The official at the Afghan Central Bank, who, like others involved in the deliberations, requested anonymity, said that the bank’s risk management department was preparing to take over operations at Kabul Bank, and that Kabul’s existing management would be purged.
A major shareholder in the bank, Mahmoud Karzai, the brother of the Afghan president, said Saturday that government assistance would be unnecessary considering that the bank still retained half of its assets, which officials say are about $2 billion. He said the government “will absolutely guarantee” the salaries of public servants and was transferring money to Kabul Bank each day.
Such assurances failed to curtail the rush of withdrawals.
One of the customers waiting for his money at Kabul Bank on Saturday was a Central Bank employee, who said that the government might prevent a long-term crisis but that it did little to ease his short-term fears.
“I don’t want to lose my money,” said the man, who refused to give his name because of his position at the Central Bank.
Officials at Kabul Bank said they had not yet calculated how much money customers withdrew on Saturday, but that they believed that the figure was less than in previous days. On Thursday, one of the bank’s principal owners said depositors had withdrawn $180 million in the previous two days.
But according to a bank employee distributing tickets for places in line to bank patrons, the crowds on Saturday were higher than ever. By 1 p.m., nearly 2,000 people were waiting in line.
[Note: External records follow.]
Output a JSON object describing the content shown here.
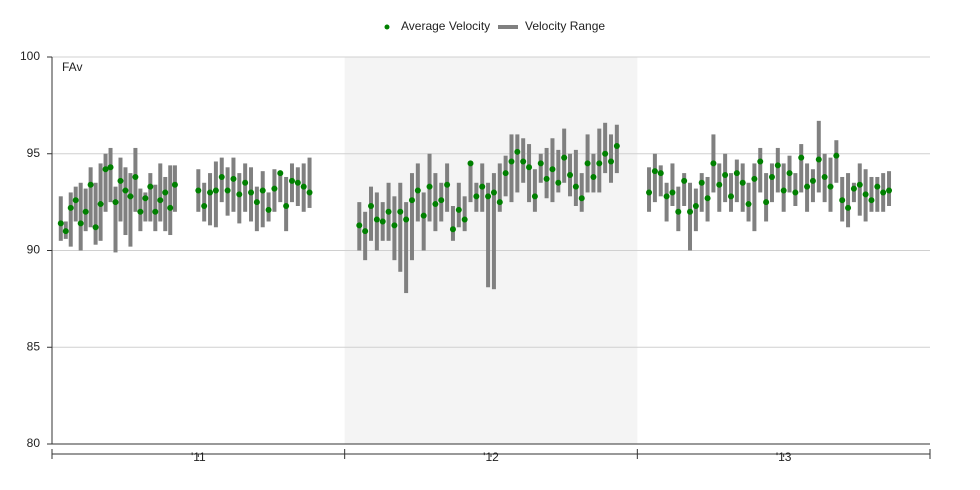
{
  "chart_data": {
    "type": "range-dot",
    "annotation": "FAv",
    "legend": "top",
    "ylim": [
      80,
      100
    ],
    "yticks": [
      80,
      85,
      90,
      95,
      100
    ],
    "grid": true,
    "xlim": [
      0,
      300
    ],
    "xticks": [
      0,
      100,
      200,
      300
    ],
    "seasons": [
      "'11",
      "'12",
      "'13"
    ],
    "shaded_season": 1,
    "x": [
      3,
      4.7,
      6.4,
      8.1,
      9.8,
      11.5,
      13.2,
      14.9,
      16.6,
      18.3,
      20,
      21.7,
      23.4,
      25.1,
      26.8,
      28.5,
      30.2,
      31.9,
      33.6,
      35.3,
      37,
      38.7,
      40.4,
      42,
      50,
      52,
      54,
      56,
      58,
      60,
      62,
      64,
      66,
      68,
      70,
      72,
      74,
      76,
      78,
      80,
      82,
      84,
      86,
      88,
      105,
      107,
      109,
      111,
      113,
      115,
      117,
      119,
      121,
      123,
      125,
      127,
      129,
      131,
      133,
      135,
      137,
      139,
      141,
      143,
      145,
      147,
      149,
      151,
      153,
      155,
      157,
      159,
      161,
      163,
      165,
      167,
      169,
      171,
      173,
      175,
      177,
      179,
      181,
      183,
      185,
      187,
      189,
      191,
      193,
      204,
      206,
      208,
      210,
      212,
      214,
      216,
      218,
      220,
      222,
      224,
      226,
      228,
      230,
      232,
      234,
      236,
      238,
      240,
      242,
      244,
      246,
      248,
      250,
      252,
      254,
      256,
      258,
      260,
      262,
      264,
      266,
      268,
      270,
      272,
      274,
      276,
      278,
      280,
      282,
      284,
      286
    ],
    "series": [
      {
        "name": "Average Velocity",
        "color": "#008000",
        "values": [
          91.4,
          91.0,
          92.2,
          92.6,
          91.4,
          92.0,
          93.4,
          91.2,
          92.4,
          94.2,
          94.3,
          92.5,
          93.6,
          93.1,
          92.8,
          93.8,
          92.0,
          92.7,
          93.3,
          92.0,
          92.6,
          93.0,
          92.2,
          93.4,
          93.1,
          92.3,
          93.0,
          93.1,
          93.8,
          93.1,
          93.7,
          92.9,
          93.5,
          93.0,
          92.5,
          93.1,
          92.1,
          93.2,
          94.0,
          92.3,
          93.6,
          93.5,
          93.3,
          93.0,
          91.3,
          91.0,
          92.3,
          91.6,
          91.5,
          92.0,
          91.3,
          92.0,
          91.6,
          92.6,
          93.1,
          91.8,
          93.3,
          92.4,
          92.6,
          93.4,
          91.1,
          92.1,
          91.6,
          94.5,
          92.8,
          93.3,
          92.8,
          93.0,
          92.5,
          94.0,
          94.6,
          95.1,
          94.6,
          94.3,
          92.8,
          94.5,
          93.7,
          94.2,
          93.5,
          94.8,
          93.9,
          93.3,
          92.7,
          94.5,
          93.8,
          94.5,
          95.0,
          94.6,
          95.4,
          93.0,
          94.1,
          94.0,
          92.8,
          93.0,
          92.0,
          93.6,
          92.0,
          92.3,
          93.5,
          92.7,
          94.5,
          93.4,
          93.9,
          92.8,
          94.0,
          93.5,
          92.4,
          93.7,
          94.6,
          92.5,
          93.8,
          94.4,
          93.1,
          94.0,
          93.0,
          94.8,
          93.3,
          93.6,
          94.7,
          93.8,
          93.3,
          94.9,
          92.6,
          92.2,
          93.2,
          93.4,
          92.9,
          92.6,
          93.3,
          93.0,
          93.1
        ]
      },
      {
        "name": "Velocity Range",
        "color": "#808080",
        "low": [
          90.5,
          90.6,
          90.2,
          91.5,
          90.0,
          91.0,
          91.2,
          90.3,
          90.5,
          92.0,
          92.5,
          89.9,
          91.5,
          90.8,
          90.2,
          92.0,
          91.0,
          91.5,
          91.5,
          91.0,
          91.5,
          91.0,
          90.8,
          92.0,
          92.0,
          91.5,
          91.3,
          91.2,
          92.5,
          91.8,
          92.0,
          91.4,
          92.0,
          91.5,
          91.0,
          91.2,
          91.5,
          92.0,
          92.5,
          91.0,
          92.5,
          92.3,
          92.0,
          92.2,
          90.0,
          89.5,
          90.5,
          90.0,
          90.5,
          90.5,
          89.5,
          88.9,
          87.8,
          89.5,
          91.5,
          90.0,
          91.5,
          91.0,
          91.5,
          92.0,
          90.5,
          91.2,
          91.0,
          92.5,
          92.0,
          92.0,
          88.1,
          88.0,
          92.0,
          92.8,
          92.5,
          93.0,
          93.5,
          92.5,
          92.0,
          93.5,
          92.7,
          92.5,
          93.0,
          93.5,
          92.8,
          92.3,
          92.0,
          93.0,
          93.0,
          93.0,
          94.0,
          93.5,
          94.0,
          92.0,
          92.5,
          92.8,
          91.5,
          92.3,
          91.0,
          92.3,
          90.0,
          91.0,
          92.0,
          91.5,
          93.0,
          92.0,
          92.5,
          92.0,
          92.5,
          92.0,
          91.5,
          91.0,
          93.0,
          91.5,
          92.5,
          93.0,
          92.0,
          93.0,
          92.3,
          93.0,
          92.0,
          92.5,
          93.0,
          92.5,
          92.0,
          93.5,
          91.5,
          91.2,
          92.5,
          91.8,
          91.5,
          92.0,
          92.0,
          92.0,
          92.3
        ],
        "high": [
          92.8,
          91.5,
          93.0,
          93.3,
          93.5,
          93.2,
          94.3,
          93.5,
          94.5,
          95.0,
          95.3,
          93.3,
          94.8,
          94.3,
          94.0,
          95.3,
          93.2,
          93.0,
          94.0,
          93.4,
          94.5,
          93.8,
          94.4,
          94.4,
          94.2,
          93.5,
          94.0,
          94.6,
          94.8,
          94.3,
          94.8,
          94.0,
          94.5,
          94.3,
          93.3,
          94.1,
          93.0,
          94.2,
          94.1,
          93.8,
          94.5,
          94.3,
          94.5,
          94.8,
          92.5,
          92.0,
          93.3,
          93.0,
          92.5,
          93.5,
          92.8,
          93.5,
          92.5,
          94.0,
          94.5,
          93.0,
          95.0,
          94.0,
          93.5,
          94.5,
          92.3,
          93.5,
          92.8,
          94.6,
          93.5,
          94.5,
          93.5,
          94.0,
          94.5,
          94.9,
          96.0,
          96.0,
          95.8,
          95.5,
          94.2,
          95.0,
          95.3,
          95.8,
          95.2,
          96.3,
          95.0,
          95.2,
          94.0,
          96.0,
          95.0,
          96.3,
          96.6,
          96.0,
          96.5,
          94.3,
          95.0,
          94.4,
          93.5,
          94.5,
          93.3,
          94.0,
          93.5,
          93.2,
          94.0,
          93.8,
          96.0,
          94.5,
          95.0,
          94.0,
          94.7,
          94.5,
          93.5,
          94.5,
          95.3,
          94.0,
          94.5,
          95.3,
          94.5,
          94.9,
          94.0,
          95.5,
          94.5,
          94.2,
          96.7,
          95.0,
          94.8,
          95.7,
          93.8,
          94.0,
          93.5,
          94.5,
          94.2,
          93.8,
          93.8,
          94.0,
          94.1
        ]
      }
    ]
  }
}
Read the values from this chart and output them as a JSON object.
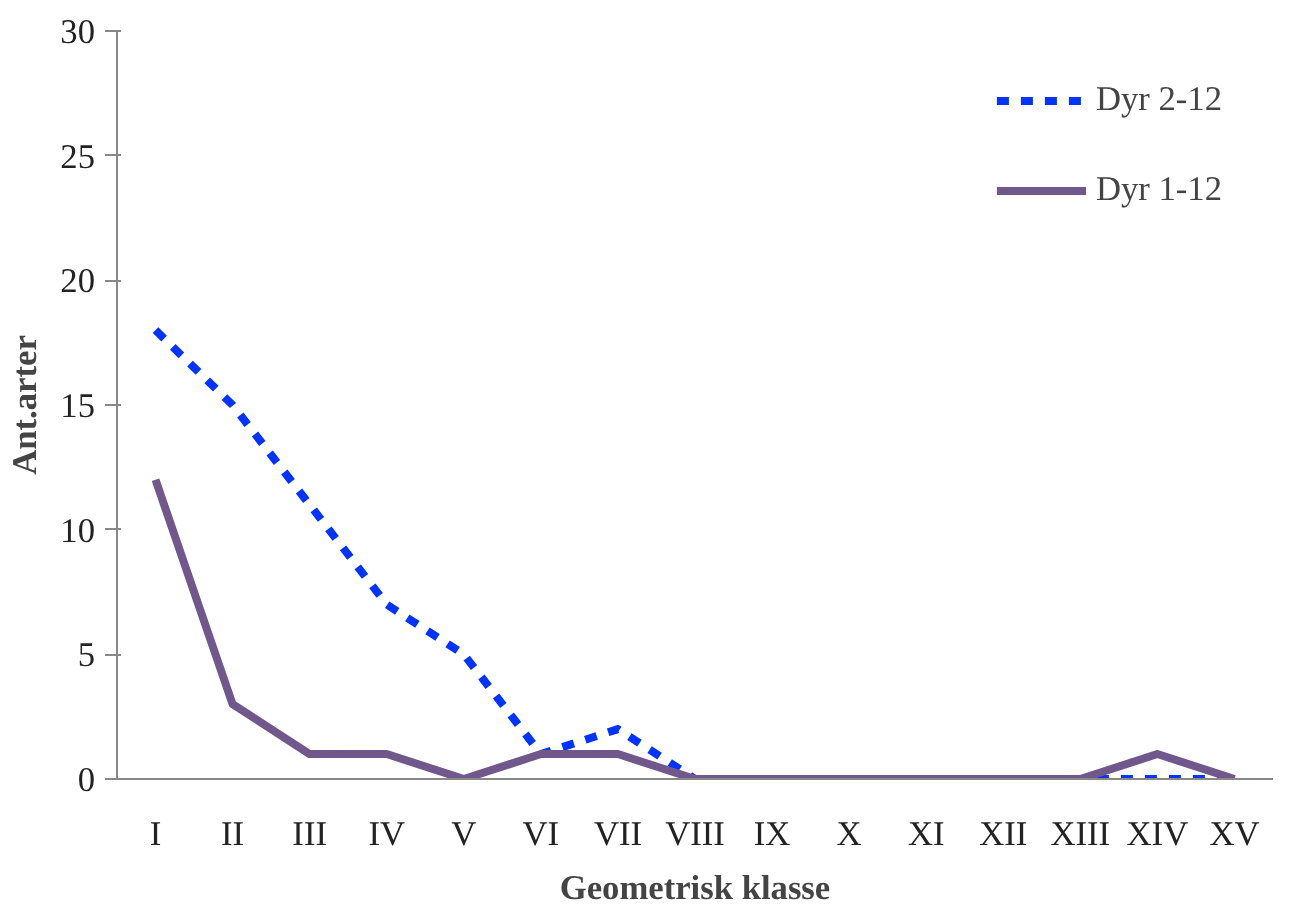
{
  "chart_data": {
    "type": "line",
    "xlabel": "Geometrisk klasse",
    "ylabel": "Ant.arter",
    "categories": [
      "I",
      "II",
      "III",
      "IV",
      "V",
      "VI",
      "VII",
      "VIII",
      "IX",
      "X",
      "XI",
      "XII",
      "XIII",
      "XIV",
      "XV"
    ],
    "series": [
      {
        "name": "Dyr 2-12",
        "color": "#0033ff",
        "line_style": "dashed",
        "values": [
          18,
          15,
          11,
          7,
          5,
          1,
          2,
          0,
          0,
          0,
          0,
          0,
          0,
          0,
          0
        ]
      },
      {
        "name": "Dyr 1-12",
        "color": "#70588c",
        "line_style": "solid",
        "values": [
          12,
          3,
          1,
          1,
          0,
          1,
          1,
          0,
          0,
          0,
          0,
          0,
          0,
          1,
          0
        ]
      }
    ],
    "ylim": [
      0,
      30
    ],
    "yticks": [
      0,
      5,
      10,
      15,
      20,
      25,
      30
    ],
    "grid": false,
    "legend": "top right",
    "marker": "none"
  }
}
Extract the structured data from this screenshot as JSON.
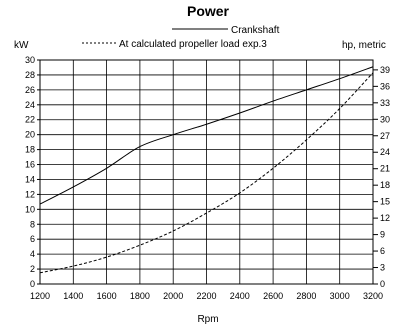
{
  "chart_data": {
    "type": "line",
    "title": "Power",
    "xlabel": "Rpm",
    "ylabel_left": "kW",
    "ylabel_right": "hp, metric",
    "xlim": [
      1200,
      3200
    ],
    "ylim_left": [
      0,
      30
    ],
    "ylim_right": [
      0,
      40.8
    ],
    "grid": true,
    "legend_position": "top-center",
    "x_ticks": [
      1200,
      1400,
      1600,
      1800,
      2000,
      2200,
      2400,
      2600,
      2800,
      3000,
      3200
    ],
    "y_ticks_left": [
      0,
      2,
      4,
      6,
      8,
      10,
      12,
      14,
      16,
      18,
      20,
      22,
      24,
      26,
      28,
      30
    ],
    "y_ticks_right": [
      0,
      3,
      6,
      9,
      12,
      15,
      18,
      21,
      24,
      27,
      30,
      33,
      36,
      39
    ],
    "series": [
      {
        "name": "Crankshaft",
        "style": "solid",
        "color": "#000000",
        "x": [
          1200,
          1400,
          1600,
          1800,
          2000,
          2200,
          2400,
          2600,
          2800,
          3000,
          3200
        ],
        "y": [
          10.7,
          13.0,
          15.5,
          18.4,
          20.0,
          21.4,
          22.9,
          24.5,
          26.0,
          27.5,
          29.1
        ]
      },
      {
        "name": "At calculated propeller load exp.3",
        "style": "dashed",
        "color": "#000000",
        "x": [
          1200,
          1400,
          1600,
          1800,
          2000,
          2200,
          2400,
          2600,
          2800,
          3000,
          3200
        ],
        "y": [
          1.5,
          2.4,
          3.6,
          5.2,
          7.1,
          9.5,
          12.2,
          15.5,
          19.3,
          23.5,
          28.3
        ]
      }
    ]
  }
}
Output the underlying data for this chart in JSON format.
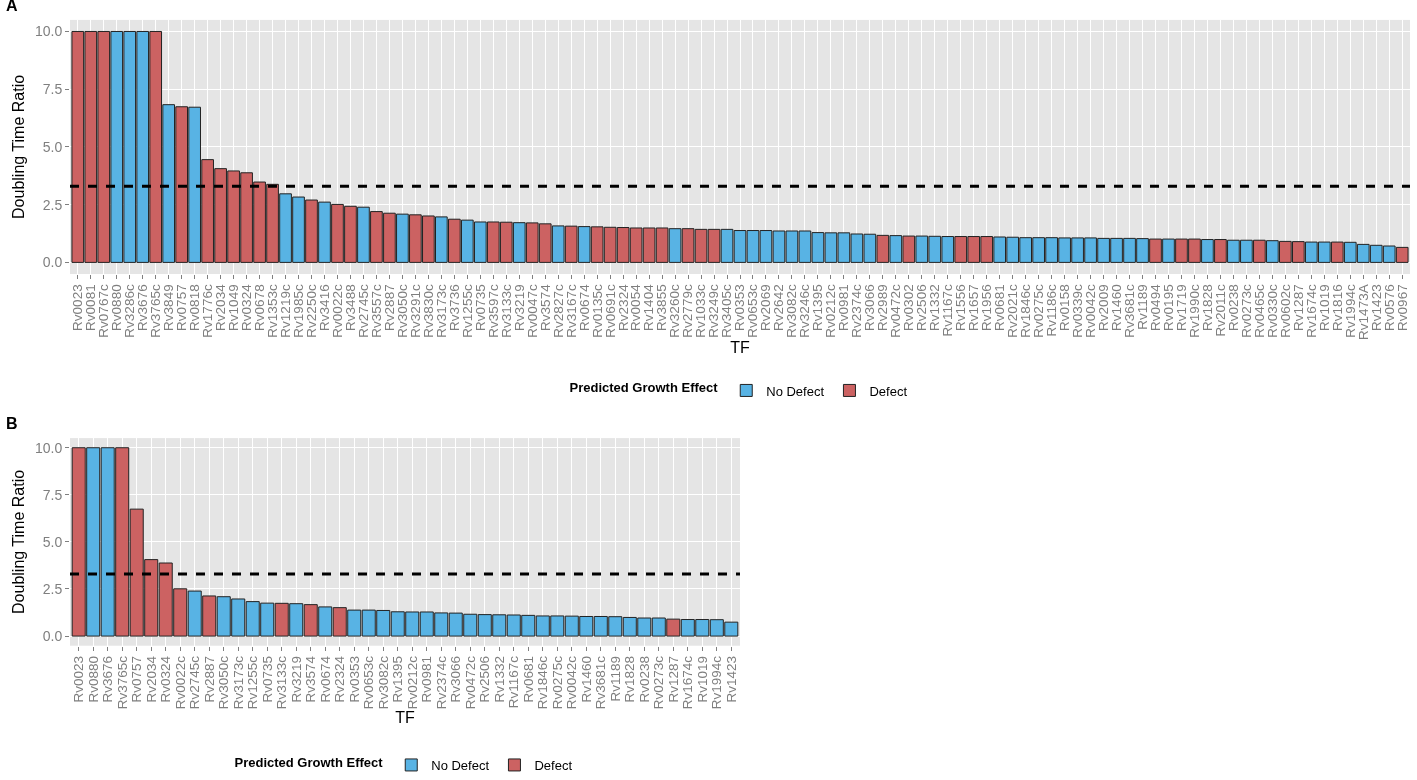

Mahmoud Siakal, a former deputy foreign minister, said the bank’s problems reflected deeper problems with the government and the financial system.
“What’s happening with Kabul Bank shows an advanced level of the weakening of rule of law since 2002,” he said. “We beg the world to invest here, and on the other hand, our own wealth is disappearing from the country. The fact that government is guaranteeing the bank won’t collapse — who gave them the right to inject all that money into Kabul Bank?”
Some economists argue that the crisis in the nation’s largest bank, if allowed to continue, could create a devastating ripple effect on other sectors of the economy. Others, however, say that because a vast majority of Afghanistan’s economy runs on cash and in the black market, the rest of the economy is largely immune from Kabul Bank’s woes.
The bank crisis is compounded by the coming arrival of Id al-Fitr, the Muslim holiday when Afghans punctuate the end of the holy month of Ramadan with lavish shopping sprees. Also, many other customers typically withdraw their monthly salaries at the start of each month.
The Afghanistan Banks Association, which represents of 17 commercial banks, called the situation “normal and controlled” because the public now understands that the government would not allow the bank to collapse.
Najibullah Amiri, the general secretary of the association, said the frantic customers at the bank were simply “illiterate people who hear the news and start withdrawing.” He said the bank had no liquidity issues.
At the bank’s main branch, an environmental engineer named Hamid disagreed. He had waited more than five hours to fill his straw vegetable sack with his entire savings: $100,000.
“I don’t trust my government,” he said, gripping the sack tightly. “They lie. I’m an old man, and I have enough experience in my life to know how this government is."
Sangar Rahimi and Sharifullah Sahak contributed reporting from Kabul, and Mark Landler from Washington.